I have two new settings. The first is to change NamespaceIndentation: Inner to None. It's just simpler and saves some columns. The other is to use the C++11 standard (if we are able). This primarily affects (improves) the spacing of nested templates. EG:

Vector<SharedPtr<Vm> > vmList; // C++03
Vector<SharedPtr<Vm>> vmList; // C++11
fjeremic commented 7 years ago

Vector<SharedPtr > vmList; // C++03 Vector<SharedPtr> vmList; // C++11

Unfortunately xlC will not like the C++11 syntax and will fail to compile :disappointed:

dsouzai commented 6 years ago

This issue hasn't received any love for about a year. Now that we have a decent setup in terms of jobs running on a PR, perhaps having an automatic code formatter job on modified files in the PR would be useful? That way we don't need a massive commit resulting in tons of merge conflicts, but rather, the code will slowly but surely approach a consistent coding format.
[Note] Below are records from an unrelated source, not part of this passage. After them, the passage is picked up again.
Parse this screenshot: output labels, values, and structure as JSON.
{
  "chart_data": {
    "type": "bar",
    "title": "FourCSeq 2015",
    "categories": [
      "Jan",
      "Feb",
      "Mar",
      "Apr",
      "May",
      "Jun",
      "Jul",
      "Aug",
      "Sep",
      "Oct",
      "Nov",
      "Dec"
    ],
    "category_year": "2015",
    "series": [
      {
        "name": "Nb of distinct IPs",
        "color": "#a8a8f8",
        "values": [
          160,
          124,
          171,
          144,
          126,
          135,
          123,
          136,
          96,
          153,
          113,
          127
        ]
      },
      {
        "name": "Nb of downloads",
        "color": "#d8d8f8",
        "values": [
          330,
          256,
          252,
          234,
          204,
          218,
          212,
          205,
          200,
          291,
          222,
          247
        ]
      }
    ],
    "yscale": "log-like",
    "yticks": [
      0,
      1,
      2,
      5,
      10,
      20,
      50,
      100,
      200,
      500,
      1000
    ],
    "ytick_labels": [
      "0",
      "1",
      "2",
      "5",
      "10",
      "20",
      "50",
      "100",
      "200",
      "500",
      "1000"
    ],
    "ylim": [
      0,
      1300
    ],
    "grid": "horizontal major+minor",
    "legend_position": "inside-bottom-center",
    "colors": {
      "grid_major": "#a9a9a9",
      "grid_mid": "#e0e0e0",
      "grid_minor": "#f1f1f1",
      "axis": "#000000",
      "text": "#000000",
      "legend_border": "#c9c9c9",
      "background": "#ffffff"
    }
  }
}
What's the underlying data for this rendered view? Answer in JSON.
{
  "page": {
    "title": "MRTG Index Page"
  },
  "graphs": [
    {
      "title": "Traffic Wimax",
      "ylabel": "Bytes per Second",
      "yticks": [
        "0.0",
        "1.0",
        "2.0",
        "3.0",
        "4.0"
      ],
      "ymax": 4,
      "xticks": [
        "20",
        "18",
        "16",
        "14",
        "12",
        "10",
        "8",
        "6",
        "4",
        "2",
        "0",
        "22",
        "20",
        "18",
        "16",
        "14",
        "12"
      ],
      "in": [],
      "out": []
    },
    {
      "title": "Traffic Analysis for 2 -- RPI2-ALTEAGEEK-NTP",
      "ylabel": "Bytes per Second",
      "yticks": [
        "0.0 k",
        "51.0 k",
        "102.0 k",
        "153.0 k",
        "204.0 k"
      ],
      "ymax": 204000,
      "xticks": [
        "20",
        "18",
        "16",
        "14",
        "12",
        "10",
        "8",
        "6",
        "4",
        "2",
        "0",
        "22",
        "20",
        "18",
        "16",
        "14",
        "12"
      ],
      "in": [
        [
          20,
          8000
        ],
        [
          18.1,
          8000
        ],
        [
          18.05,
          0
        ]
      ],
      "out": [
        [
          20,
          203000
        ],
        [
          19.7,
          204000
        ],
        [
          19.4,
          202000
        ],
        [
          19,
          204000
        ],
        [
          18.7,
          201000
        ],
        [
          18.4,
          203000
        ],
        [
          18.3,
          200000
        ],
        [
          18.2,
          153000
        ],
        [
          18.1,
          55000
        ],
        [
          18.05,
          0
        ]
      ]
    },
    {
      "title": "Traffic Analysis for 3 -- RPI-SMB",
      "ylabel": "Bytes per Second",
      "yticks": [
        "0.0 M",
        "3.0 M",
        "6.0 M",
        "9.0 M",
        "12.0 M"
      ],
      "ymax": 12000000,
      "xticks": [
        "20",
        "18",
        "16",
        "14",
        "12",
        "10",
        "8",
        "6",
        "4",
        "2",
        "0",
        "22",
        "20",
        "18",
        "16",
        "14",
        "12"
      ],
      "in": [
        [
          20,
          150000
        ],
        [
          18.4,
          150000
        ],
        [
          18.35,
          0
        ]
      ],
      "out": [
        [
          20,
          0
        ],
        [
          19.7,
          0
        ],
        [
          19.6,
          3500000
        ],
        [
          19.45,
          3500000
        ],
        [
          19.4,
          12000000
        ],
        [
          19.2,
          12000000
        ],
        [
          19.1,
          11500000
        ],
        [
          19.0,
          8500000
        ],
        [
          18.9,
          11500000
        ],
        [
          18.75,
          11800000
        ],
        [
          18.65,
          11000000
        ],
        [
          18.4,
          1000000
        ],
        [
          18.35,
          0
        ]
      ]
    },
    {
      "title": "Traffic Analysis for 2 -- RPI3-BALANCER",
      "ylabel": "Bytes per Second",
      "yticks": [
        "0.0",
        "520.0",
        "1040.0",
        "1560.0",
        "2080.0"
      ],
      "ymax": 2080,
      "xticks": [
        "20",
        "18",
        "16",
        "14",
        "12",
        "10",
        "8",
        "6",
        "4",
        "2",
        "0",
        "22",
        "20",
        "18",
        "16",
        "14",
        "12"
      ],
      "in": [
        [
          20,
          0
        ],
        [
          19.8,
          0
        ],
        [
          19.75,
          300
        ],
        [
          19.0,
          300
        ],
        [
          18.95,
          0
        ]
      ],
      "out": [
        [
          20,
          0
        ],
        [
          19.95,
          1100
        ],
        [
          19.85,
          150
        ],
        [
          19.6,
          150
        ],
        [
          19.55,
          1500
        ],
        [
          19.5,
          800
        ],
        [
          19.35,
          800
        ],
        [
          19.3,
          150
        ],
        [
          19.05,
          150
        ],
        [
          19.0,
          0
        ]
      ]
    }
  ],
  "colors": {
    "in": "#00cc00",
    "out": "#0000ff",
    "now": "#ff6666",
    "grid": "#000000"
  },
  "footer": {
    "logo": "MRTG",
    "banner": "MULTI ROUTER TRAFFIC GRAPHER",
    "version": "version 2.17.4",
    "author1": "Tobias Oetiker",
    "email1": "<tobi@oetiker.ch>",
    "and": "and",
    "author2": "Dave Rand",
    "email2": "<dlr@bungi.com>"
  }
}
rwy7 commented 5 years ago

Well, once again, I’d like to open the discussion around adopting a new universal code format for OMR. Now that we’re into the winter slump of activity in OMR, it might be our best chance to reformat the code base and minimize the negative impact on developers.
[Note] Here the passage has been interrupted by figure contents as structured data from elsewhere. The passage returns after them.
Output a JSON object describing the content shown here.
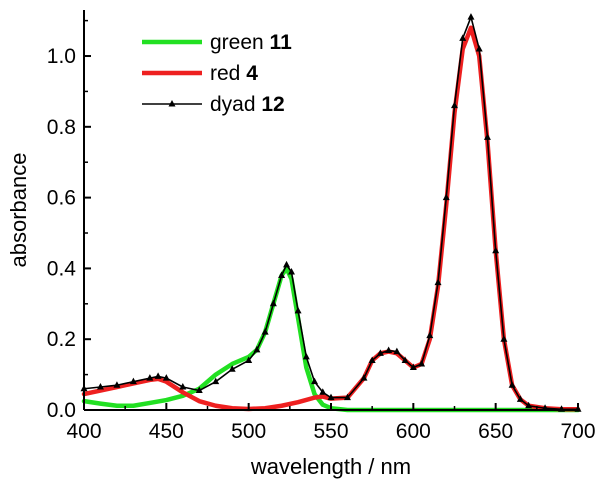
{
  "chart_data": {
    "type": "line",
    "title": "",
    "xlabel": "wavelength / nm",
    "ylabel": "absorbance",
    "xlim": [
      400,
      700
    ],
    "ylim": [
      0,
      1.13
    ],
    "x_ticks": [
      400,
      450,
      500,
      550,
      600,
      650,
      700
    ],
    "y_ticks": [
      0.0,
      0.2,
      0.4,
      0.6,
      0.8,
      1.0
    ],
    "x_tick_labels": [
      "400",
      "450",
      "500",
      "550",
      "600",
      "650",
      "700"
    ],
    "y_tick_labels": [
      "0.0",
      "0.2",
      "0.4",
      "0.6",
      "0.8",
      "1.0"
    ],
    "grid": false,
    "legend_position": "top-left",
    "series": [
      {
        "legend_prefix": "green",
        "legend_number": "11",
        "color": "#22e022",
        "style": "thick-line",
        "x": [
          400,
          410,
          420,
          430,
          440,
          450,
          460,
          470,
          480,
          490,
          500,
          505,
          510,
          515,
          520,
          523,
          526,
          530,
          535,
          540,
          545,
          550,
          560,
          600,
          650,
          700
        ],
        "y": [
          0.025,
          0.018,
          0.012,
          0.012,
          0.02,
          0.028,
          0.04,
          0.06,
          0.1,
          0.13,
          0.15,
          0.17,
          0.22,
          0.3,
          0.38,
          0.4,
          0.37,
          0.26,
          0.12,
          0.045,
          0.015,
          0.005,
          0.0,
          0.0,
          0.0,
          0.0
        ]
      },
      {
        "legend_prefix": "red",
        "legend_number": "4",
        "color": "#ee2020",
        "style": "thick-line",
        "x": [
          400,
          410,
          420,
          430,
          440,
          445,
          450,
          460,
          470,
          480,
          490,
          500,
          510,
          520,
          530,
          540,
          545,
          550,
          560,
          570,
          575,
          580,
          585,
          590,
          595,
          600,
          605,
          610,
          615,
          620,
          625,
          630,
          635,
          640,
          645,
          650,
          655,
          660,
          665,
          670,
          680,
          690,
          700
        ],
        "y": [
          0.045,
          0.055,
          0.065,
          0.075,
          0.085,
          0.088,
          0.08,
          0.05,
          0.025,
          0.012,
          0.005,
          0.003,
          0.005,
          0.012,
          0.022,
          0.035,
          0.038,
          0.032,
          0.035,
          0.09,
          0.14,
          0.16,
          0.165,
          0.16,
          0.14,
          0.12,
          0.13,
          0.2,
          0.35,
          0.58,
          0.84,
          1.02,
          1.08,
          1.0,
          0.76,
          0.45,
          0.2,
          0.07,
          0.03,
          0.012,
          0.005,
          0.002,
          0.002
        ]
      },
      {
        "legend_prefix": "dyad",
        "legend_number": "12",
        "color": "#000000",
        "style": "line-with-triangles",
        "x": [
          400,
          410,
          420,
          430,
          440,
          445,
          450,
          460,
          470,
          480,
          490,
          500,
          505,
          510,
          515,
          520,
          523,
          526,
          530,
          535,
          540,
          545,
          550,
          560,
          570,
          575,
          580,
          585,
          590,
          595,
          600,
          605,
          610,
          615,
          620,
          625,
          630,
          635,
          640,
          645,
          650,
          655,
          660,
          665,
          670,
          680,
          690,
          700
        ],
        "y": [
          0.06,
          0.065,
          0.07,
          0.08,
          0.09,
          0.095,
          0.09,
          0.065,
          0.055,
          0.08,
          0.115,
          0.14,
          0.17,
          0.22,
          0.3,
          0.38,
          0.41,
          0.39,
          0.28,
          0.15,
          0.08,
          0.05,
          0.035,
          0.035,
          0.09,
          0.14,
          0.16,
          0.168,
          0.165,
          0.14,
          0.12,
          0.13,
          0.21,
          0.36,
          0.6,
          0.86,
          1.05,
          1.11,
          1.02,
          0.77,
          0.45,
          0.2,
          0.07,
          0.03,
          0.012,
          0.005,
          0.002,
          0.002
        ]
      }
    ]
  }
}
There is an ongoing discussion in #committers-public, where we are finalizing a coding format and clang-config. Based on the above discussions, we’ve started with a webkit style. The focus now is to iron out smaller issues where the defaults don't work. If you have any opinions or concerns, please voice them (here or on slack). I’ll update this issue when the format is semi-finalized.
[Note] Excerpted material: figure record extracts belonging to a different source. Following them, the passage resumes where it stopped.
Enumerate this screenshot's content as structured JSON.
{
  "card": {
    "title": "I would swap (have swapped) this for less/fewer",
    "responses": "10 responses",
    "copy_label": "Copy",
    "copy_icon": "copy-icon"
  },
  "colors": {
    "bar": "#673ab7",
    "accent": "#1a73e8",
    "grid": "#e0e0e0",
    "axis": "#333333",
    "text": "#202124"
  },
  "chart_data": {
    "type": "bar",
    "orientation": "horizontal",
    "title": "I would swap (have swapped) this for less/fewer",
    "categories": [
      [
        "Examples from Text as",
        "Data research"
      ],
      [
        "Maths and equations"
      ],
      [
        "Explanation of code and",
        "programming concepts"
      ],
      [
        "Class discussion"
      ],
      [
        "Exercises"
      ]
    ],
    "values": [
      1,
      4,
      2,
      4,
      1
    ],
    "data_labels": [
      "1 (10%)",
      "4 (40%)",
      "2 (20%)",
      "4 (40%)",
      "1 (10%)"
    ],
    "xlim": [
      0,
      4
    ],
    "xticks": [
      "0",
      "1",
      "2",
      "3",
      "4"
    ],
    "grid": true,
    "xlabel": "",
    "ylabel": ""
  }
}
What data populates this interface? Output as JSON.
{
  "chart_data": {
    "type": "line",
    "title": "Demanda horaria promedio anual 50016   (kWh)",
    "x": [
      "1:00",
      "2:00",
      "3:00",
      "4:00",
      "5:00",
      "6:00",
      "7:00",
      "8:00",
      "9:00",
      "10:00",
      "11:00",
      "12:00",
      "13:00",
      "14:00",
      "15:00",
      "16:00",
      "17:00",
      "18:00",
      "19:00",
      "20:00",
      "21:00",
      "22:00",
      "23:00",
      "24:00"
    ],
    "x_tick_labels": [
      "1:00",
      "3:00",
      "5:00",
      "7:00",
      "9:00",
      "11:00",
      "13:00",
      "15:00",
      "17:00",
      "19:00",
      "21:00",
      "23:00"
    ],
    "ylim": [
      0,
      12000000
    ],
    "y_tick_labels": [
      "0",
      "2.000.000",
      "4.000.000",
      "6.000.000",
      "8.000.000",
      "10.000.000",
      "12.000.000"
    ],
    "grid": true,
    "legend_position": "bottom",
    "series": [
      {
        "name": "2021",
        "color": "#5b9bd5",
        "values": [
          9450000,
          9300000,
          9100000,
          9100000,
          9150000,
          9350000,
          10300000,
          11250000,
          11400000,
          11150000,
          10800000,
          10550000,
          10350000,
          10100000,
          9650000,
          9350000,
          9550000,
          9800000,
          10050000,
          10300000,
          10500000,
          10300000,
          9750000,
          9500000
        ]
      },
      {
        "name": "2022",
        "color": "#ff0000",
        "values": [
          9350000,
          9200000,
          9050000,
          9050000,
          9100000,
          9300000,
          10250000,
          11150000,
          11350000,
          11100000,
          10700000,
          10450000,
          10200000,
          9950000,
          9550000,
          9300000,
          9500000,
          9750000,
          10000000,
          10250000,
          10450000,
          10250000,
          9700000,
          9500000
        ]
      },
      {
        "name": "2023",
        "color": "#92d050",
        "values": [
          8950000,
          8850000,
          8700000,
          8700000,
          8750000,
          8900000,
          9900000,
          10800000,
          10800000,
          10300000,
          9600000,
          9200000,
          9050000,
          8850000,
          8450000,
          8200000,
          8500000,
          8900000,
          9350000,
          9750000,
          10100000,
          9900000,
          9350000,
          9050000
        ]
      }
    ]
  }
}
I know many developers may already be on vacation, so depending on participation, it might be best to pause the discussion until the new year. I don't want this to fly under the radar. But, if we’re going to take advantage of the timing, it makes sense to move quickly. If we can reach a consensus, I’d like to start working on an adoption schedule soon.

rwy7 commented 5 years ago

I've opened PR #3390, which adds a clang format to OMR, in a webkit style.